Hi and welcome to the first blog post of our series!

The HISA User Experience Community of Practice (UX CoP) is ramping up so stay tuned for blog posts, white papers and webinars. Feel free to nominate a topic or get involved in other ways. There will also be a bit of extra spice at HISA’s Health Informatics Conference again this year with another special UX event planned.

The UX CoP is led by Chris Bain, Matiu Bush, Bernard Schokman, Chris Marmo, Tim Fazio, Dianne Kalogeras, and myself (Pamela Scicluna).

In our inaugural blog post, we’re diving into co-design and consider whether it’s just the latest fad, or whether it’s here to stay.

In an increasingly complex world, better systems and services are created when multiple stakeholders work together on problems. Wouldn’t it be amazing if every service and every technology was designed alongside the people who interact with them?

It may seem surprising (from our digital health perspective at least), but co-design isn’t a new concept – in design circles it’s known as ‘participatory design’ and has been around since the 1970’s. It’s not complicated. It’s just getting people to talk and find the right solution together, rather than creating the solution that we think they need.

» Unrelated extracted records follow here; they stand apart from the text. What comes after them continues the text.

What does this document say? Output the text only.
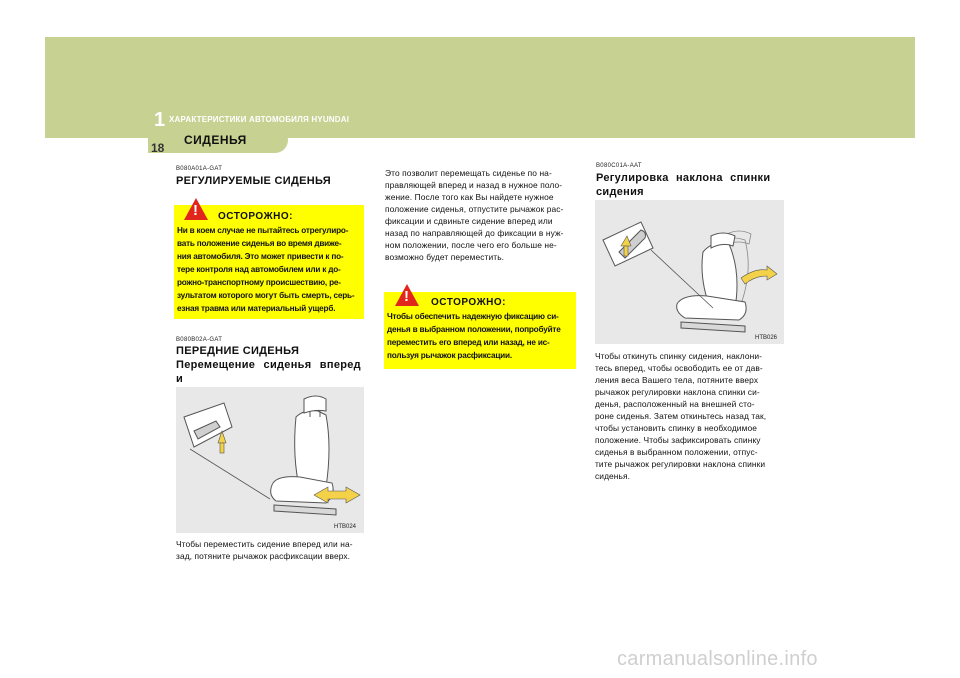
1 ХАРАКТЕРИСТИКИ АВТОМОБИЛЯ HYUNDAI
18
СИДЕНЬЯ
B080A01A-GAT
РЕГУЛИРУЕМЫЕ СИДЕНЬЯ
! ОСТОРОЖНО:
Ни в коем случае не пытайтесь отрегулиро-
вать положение сиденья во время движе-
ния автомобиля. Это может привести к по-
тере контроля над автомобилем или к до-
рожно-транспортному происшествию, ре-
зультатом которого могут быть смерть, серь-
езная травма или материальный ущерб.
B080B02A-GAT
ПЕРЕДНИЕ СИДЕНЬЯ
Перемещение сиденья вперед и
HTB024
Чтобы переместить сидение вперед или на-
зад, потяните рычажок расфиксации вверх.
Это позволит перемещать сиденье по на-
правляющей вперед и назад в нужное поло-
жение. После того как Вы найдете нужное
положение сиденья, отпустите рычажок рас-
фиксации и сдвиньте сидение вперед или
назад по направляющей до фиксации в нуж-
ном положении, после чего его больше не-
возможно будет переместить.
! ОСТОРОЖНО:
Чтобы обеспечить надежную фиксацию си-
денья в выбранном положении, попробуйте
переместить его вперед или назад, не ис-
пользуя рычажок расфиксации.
B080C01A-AAT
Регулировка наклона спинки
сидения
HTB026
Чтобы откинуть спинку сидения, наклони-
тесь вперед, чтобы освободить ее от дав-
ления веса Вашего тела, потяните вверх
рычажок регулировки наклона спинки си-
денья, расположенный на внешней сто-
роне сиденья. Затем откиньтесь назад так,
чтобы установить спинку в необходимое
положение. Чтобы зафиксировать спинку
сиденья в выбранном положении, отпус-
тите рычажок регулировки наклона спинки
сиденья.
carmanualsonline.info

Just as we’re getting our heads around other design and development principles and trends (agile, UX, design thinking, cloud, FHIR), a new one emerges – the rise of ‘co-design’ amongst the Australian digital health community.

While User Experience and usability focus predominantly on the experience of a person using a product (does it meet the need, ease of use), co-design is based on the principle that the people most likely to be affected by systems, services and products should be deeply involved in their development. Co-design includes the definition of a problem and how to address it, not just whether and how a solution works. And it’s not just consultation at the start of a project; co-design runs throughout the entire design and development process.

In co-design, we meet purposefully and leave assumptions at the door (“experts” included), with the aim of truly understanding the needs of others and capturing the valuable nuggets that each individual has to offer. Co-design doesn’t work if there are pre-determined ideas of what the solution needs to be, or how it looks. Respecting and considering other opinions gives us insights that allow us to explore alternative solutions, ending up with more robust and relatable results. Often the success of co-design relies on there being a leader for the cultural change within the organisation, as I experienced with Prof Mark Fitzgerald at The Alfred during the design and development of the Trauma Reception and Resuscitation project.

Fad or Forever?

Co-design is not just for use in the digital arena either, it has value in improving processes and services more broadly. There are some great local and international examples of successful co-design in healthcare. A redesign project in a London hospital included initiatives as simple as renaming departments (e.g. ‘Children’s Department’, instead of ‘Paediatrics’), and as a result reduced patient anxiety, increased employee satisfaction, and enabled an integrated care model.

So… if collaboration is king, why haven’t we been doing this all along? The uptake of co-design is emerging in pockets within the industry, but it’s still new and it’s no walk in the park.

It requires dedication. There is fear of the unknown. It involves cultural change that needs to be driven by a learning mindset and a sense of discovery. It can be time intensive with additional upfront expense. As we’ve found at Kianza, even engaging participants can be a challenge that takes some creativity.

Most importantly it requires trust and courage. We show vulnerability when we walk into a room admitting that we don’t know all the answers. Sometimes this means that we need to put our ego in the drawer. There are some obvious parallels with healthcare. Do the best outcomes happen when the omniscient doctor tells us what to do, or when we are engaged and involved in planning our care?

It’s so much easier and so tempting to sit in an office, make assumptions, and develop a new product or service on our own. But when we empower people, give them a voice, enable collective ownership and share responsibility, the effort is reflected in the outcome. Enthusiasm for innovation flourishes within and between organisations.

A co-design approach can seem risky as it is time consuming and requires investment in relationships. However, it minimises the likelihood and impact of failure as well as saving time and cost overall. This is because the major learnings come before large-scale resources are committed; enabling quick evaluation of impact and course correction.

Is co-design the way forward? Can we commit to ‘not knowing all the answers’? To a cultural and professional change in attitude and behaviour towards how we do things? I sure hope so. I struggle to name a fellow software provider that hasn’t wasted effort because of an ‘I know what they need’ mindset.

My health technology company is making a commitment to design ‘with’ rather than ‘for’, to make sure that we rapidly deliver something meaningful that makes sense to our users. Hopefully your organisation can do that too.

With any luck co-design will be a fad in health technology. Because over time, like all best practice, it will be absorbed into the fabric of how health software is designed and developed. And then we can look forward to the next big thing.

Pamela Scicluna

Executive Director – Kianza

 

Ms Scicluna has over 10 years’ experience in digital health and combines her technical skills and business focus to make a difference by providing innovative, sustainable, user-centred solutions to the health sector. Pamela is currently an Executive Director at health technology company Kianza, a Non-Executive Director of healthcare startup Leap in!, and has previously held senior leadership positions within Telstra Health and PenCS.